L’IS ha annunciato che Peter Kassig è stato decapitato a Dabiq il luogo scelto in base alla hadith della grande battaglia.
Il video, come avvenuto con le precedenti esecuzioni effettuate da “John l’inglese”, è stato postato sui sociel network da i jihadisti dello Stato Islamico.
Peter Kassig anche se si era convertito all’Islam, prendendo il nome di Abdul-Rahman, non è stato risparmiato dai terroristi.
Kassig, 26, era stato catturato il 1 ° ottobre 2013. Nel maggio del 2012, dopo un passato da militare, si era recato in Libano come volontario prestando la sua opera negli ospedali.
I suoi genitori, Ed e Paula Kassig, dall’Indiana, avevano registrato un video messaggio nel mese di maggio 2014 con un appello per la liberazione del figlio.
Kassig era anche il fondatore di un’organizzazione umanitaria, la SERA (Emergency Response Speciale e Assistenza), che s’interessava dei rifuggiati siriani.
“Although the disbelievers dislike this” – “Anche se ai miscredenti non piace”
Difficile da sopportare anche se possiamo immaginare quello che sta succedendo quotidianamente alle vittime dell’ISIS.
Un video di 15 minuti la cui prima parte è dedicata ai soliti anatemi contro l’occidente con immagini dei bombardamenti e della preparazione militare dei “soldati” dell’ISIS per combattere il nemico.

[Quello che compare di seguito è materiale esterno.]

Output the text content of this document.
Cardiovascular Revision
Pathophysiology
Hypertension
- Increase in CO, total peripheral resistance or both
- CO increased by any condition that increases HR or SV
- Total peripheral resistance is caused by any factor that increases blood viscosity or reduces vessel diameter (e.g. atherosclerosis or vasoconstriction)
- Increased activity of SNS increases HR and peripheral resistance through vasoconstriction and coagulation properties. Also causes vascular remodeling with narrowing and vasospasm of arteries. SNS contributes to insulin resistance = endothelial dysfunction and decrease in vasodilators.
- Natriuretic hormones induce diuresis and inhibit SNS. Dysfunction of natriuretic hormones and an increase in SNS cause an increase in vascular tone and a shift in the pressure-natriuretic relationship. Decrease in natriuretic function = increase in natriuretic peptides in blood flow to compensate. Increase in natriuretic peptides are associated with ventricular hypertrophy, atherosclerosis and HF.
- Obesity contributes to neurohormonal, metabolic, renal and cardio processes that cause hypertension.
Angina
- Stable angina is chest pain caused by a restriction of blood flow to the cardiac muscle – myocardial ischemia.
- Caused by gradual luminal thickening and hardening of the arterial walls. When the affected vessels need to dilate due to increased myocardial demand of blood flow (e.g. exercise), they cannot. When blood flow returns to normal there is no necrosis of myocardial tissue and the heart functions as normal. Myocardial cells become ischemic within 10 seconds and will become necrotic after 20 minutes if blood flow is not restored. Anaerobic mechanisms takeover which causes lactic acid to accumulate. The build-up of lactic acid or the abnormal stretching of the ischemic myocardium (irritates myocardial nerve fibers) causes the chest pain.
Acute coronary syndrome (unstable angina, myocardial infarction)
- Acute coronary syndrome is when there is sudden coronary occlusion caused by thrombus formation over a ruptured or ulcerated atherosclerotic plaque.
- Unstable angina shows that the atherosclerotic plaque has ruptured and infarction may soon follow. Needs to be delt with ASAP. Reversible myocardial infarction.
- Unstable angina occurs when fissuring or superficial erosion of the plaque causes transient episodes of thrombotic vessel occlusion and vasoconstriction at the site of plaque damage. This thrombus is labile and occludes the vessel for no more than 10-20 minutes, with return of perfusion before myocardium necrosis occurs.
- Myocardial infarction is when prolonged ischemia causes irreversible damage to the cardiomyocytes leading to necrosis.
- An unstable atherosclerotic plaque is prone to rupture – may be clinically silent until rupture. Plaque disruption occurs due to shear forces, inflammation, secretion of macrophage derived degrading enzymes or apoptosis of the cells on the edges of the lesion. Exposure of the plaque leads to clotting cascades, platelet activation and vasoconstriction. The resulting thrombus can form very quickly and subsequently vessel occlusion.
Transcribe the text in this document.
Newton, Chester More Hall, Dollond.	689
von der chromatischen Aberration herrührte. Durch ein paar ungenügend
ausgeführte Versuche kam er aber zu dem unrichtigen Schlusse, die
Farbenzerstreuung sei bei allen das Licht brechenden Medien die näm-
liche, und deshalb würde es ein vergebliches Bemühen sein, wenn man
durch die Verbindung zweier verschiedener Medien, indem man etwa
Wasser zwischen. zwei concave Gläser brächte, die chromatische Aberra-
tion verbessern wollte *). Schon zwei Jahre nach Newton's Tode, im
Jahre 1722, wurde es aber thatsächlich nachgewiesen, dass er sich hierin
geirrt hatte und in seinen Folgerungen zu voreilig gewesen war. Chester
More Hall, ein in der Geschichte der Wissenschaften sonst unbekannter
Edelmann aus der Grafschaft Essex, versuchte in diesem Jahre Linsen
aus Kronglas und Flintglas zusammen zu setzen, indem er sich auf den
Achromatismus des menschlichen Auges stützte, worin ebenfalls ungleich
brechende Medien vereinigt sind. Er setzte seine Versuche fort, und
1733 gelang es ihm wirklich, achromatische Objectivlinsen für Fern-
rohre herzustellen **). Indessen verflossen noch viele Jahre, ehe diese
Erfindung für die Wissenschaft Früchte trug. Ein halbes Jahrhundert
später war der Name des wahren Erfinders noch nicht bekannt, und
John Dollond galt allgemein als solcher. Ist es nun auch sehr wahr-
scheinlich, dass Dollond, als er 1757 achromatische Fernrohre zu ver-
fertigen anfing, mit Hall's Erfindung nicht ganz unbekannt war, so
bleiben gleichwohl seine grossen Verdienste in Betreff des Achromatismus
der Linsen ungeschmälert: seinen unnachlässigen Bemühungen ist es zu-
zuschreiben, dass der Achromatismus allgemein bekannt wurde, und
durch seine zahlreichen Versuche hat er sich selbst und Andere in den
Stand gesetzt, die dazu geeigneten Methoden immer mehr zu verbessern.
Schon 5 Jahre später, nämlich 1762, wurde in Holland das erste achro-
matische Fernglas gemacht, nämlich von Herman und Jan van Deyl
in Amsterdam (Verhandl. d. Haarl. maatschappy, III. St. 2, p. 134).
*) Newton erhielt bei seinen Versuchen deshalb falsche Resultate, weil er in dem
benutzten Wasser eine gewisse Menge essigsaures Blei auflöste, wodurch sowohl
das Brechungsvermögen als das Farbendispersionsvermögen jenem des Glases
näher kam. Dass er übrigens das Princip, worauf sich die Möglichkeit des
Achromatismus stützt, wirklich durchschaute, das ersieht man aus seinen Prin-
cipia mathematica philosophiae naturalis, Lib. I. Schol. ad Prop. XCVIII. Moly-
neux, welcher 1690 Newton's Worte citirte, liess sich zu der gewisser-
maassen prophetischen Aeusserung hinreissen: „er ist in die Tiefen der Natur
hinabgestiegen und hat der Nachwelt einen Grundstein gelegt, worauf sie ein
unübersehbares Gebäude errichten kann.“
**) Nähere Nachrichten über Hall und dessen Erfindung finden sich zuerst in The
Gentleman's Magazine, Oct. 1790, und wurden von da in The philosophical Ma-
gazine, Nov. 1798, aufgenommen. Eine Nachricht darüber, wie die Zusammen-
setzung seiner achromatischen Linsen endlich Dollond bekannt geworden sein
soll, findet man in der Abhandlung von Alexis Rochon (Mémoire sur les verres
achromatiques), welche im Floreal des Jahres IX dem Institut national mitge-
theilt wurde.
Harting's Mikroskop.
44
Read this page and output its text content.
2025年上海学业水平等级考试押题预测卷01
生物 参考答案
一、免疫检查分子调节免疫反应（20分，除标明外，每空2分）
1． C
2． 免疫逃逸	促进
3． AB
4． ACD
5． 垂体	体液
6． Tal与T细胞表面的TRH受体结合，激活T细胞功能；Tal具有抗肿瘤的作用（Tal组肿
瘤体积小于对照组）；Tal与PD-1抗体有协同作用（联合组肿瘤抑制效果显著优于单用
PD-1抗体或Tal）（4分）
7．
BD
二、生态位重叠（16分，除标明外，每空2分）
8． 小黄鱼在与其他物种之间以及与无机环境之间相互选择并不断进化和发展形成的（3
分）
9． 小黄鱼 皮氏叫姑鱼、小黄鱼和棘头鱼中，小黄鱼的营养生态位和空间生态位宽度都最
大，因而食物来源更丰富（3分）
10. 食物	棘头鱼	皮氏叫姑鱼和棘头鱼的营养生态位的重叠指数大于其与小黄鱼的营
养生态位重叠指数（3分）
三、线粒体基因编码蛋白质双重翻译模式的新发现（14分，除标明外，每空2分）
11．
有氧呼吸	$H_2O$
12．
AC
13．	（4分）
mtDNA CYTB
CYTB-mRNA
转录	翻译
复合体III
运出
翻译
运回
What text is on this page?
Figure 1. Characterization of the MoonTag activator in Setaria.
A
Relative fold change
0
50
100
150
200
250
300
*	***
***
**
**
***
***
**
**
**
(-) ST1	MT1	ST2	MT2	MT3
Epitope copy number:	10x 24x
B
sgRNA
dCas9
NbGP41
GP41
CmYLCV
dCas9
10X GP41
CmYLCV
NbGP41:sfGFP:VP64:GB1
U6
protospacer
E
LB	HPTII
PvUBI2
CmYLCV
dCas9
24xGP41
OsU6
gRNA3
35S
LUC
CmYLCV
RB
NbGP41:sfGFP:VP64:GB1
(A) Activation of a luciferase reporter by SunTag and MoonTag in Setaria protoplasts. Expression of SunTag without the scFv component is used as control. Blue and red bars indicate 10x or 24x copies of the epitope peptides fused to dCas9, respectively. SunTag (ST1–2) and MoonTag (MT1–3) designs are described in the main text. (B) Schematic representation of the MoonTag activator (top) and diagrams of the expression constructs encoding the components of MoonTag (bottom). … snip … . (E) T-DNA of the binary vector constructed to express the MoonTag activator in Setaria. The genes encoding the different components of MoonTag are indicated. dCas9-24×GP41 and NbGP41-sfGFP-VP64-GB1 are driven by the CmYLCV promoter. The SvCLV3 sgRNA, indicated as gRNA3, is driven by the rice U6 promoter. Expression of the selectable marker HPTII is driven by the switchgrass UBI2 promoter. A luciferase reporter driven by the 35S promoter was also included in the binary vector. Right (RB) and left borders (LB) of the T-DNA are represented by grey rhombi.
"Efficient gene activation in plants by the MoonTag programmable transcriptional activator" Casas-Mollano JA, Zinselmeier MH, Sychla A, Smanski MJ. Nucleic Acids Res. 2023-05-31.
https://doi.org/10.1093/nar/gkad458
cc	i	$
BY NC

Il nemico che comprende gli iracheni che si sono assuefatti alle abitudini apostate e che non si sono piegati all’ISIS. Cominciato scene di esecuzioni di massa di soldati e civili iracheni, trasportati come animali ed uccisi con colpi di mitra alle spalle. Li raccolgono come animali, li trasportano in furgoncini e li portano a morire.
Riprende con i terroristi dell’IS vestiti militarmente con tute mimetiche. Ognuno di loro tiene un pilota o un militare Alawita vestito di nero, le mani dietro la schiena, piegato in avanti. Il primo della macabra fila è un uomo incappucciato vestito come John l’inglese, anche se non sembra lui. I jihadisti, sui social network, hanno smentito quanto riportato dalla stampa inglese in merito al ferimento del jihadista britannico John l’inglese nel corso di un raid aereo Usa, responsabile della decapitazione dei due giornalisti statunitensi, James Foley e Steven Sotloff.
Una macabra sceneggiatura. Sempre in fila indiana passano davanti ad un contenitore con dentro 18 pugnali. Ognuno prende il suo. I militari siriani vengono fatti inginocchiare, l’uno accanto all’altro, sanno cosa li aspetta. Il boia di turno, quello vestito di nero a volto coperto, parla. Parla in arabo, poco importa, ma deve essere il solito messaggio all’Occidente. Trascorre un infinito minuto e mezzo, infinito per i soldati inginocchiati che aspettano la loro fine ed i cui volti e sguardi sono ripresi dalla telecamera. Poi, bruscamente sono buttati a terra, in avanti, nello stesso ordine, uniti dalla loro tragica sorte. E tutti vengono contemporaneamente sgozzati. Non decapitati in un colpo solo, ma sgozzati con la lama seghettata. La vittima dell’incappucciato è in primo piano. Dopo averli sgozzati i terroristi continuano la loro “opera” staccando loro la testa, la telecamera filma il fiume di sangue. Le teste sono ora appoggiate sui corpi disarticolati. La telecamera riprende i volti fieri dei terroristi. Fieri di cosa? E sono anche vestiti da militari, ma che militari? Si dichiarano “figli dell’Islam”, ma questo non è Islam, non è niente.
Tra i boia sembra esserci anche un francese, il cui nome di battaglia sarebbe, secondo gli jihadisti, Abdallah al-Faransi.
All’undicesimo minuto sembra tutto finito. Soprattutto sembra conclusa l’agonia dei soldati siriani. Titoli che sembrano di coda. Altre scene di propaganda appaiono allo schermo. Combattenti dell’ISIS, bandiere, minacce. No, non è finita. Appare un’altra immagine. Kassig, la testa di Kassig ormai decapitato ai piedi del boia. Parla, parla il boia. Non c’è bisogno di capire ma manda un altro messaggio al Presidente statunitense Obama, definendolo “il cane di Roma”.
Anche l’agonia del giovane Kassig è finita. Non sappiamo quando ma è finita come sono finite le speranze della sua famiglia.
Un mujaheddin cammina con la bandiera nera dell’ISIS. Nell’altra imbraccia un fucile.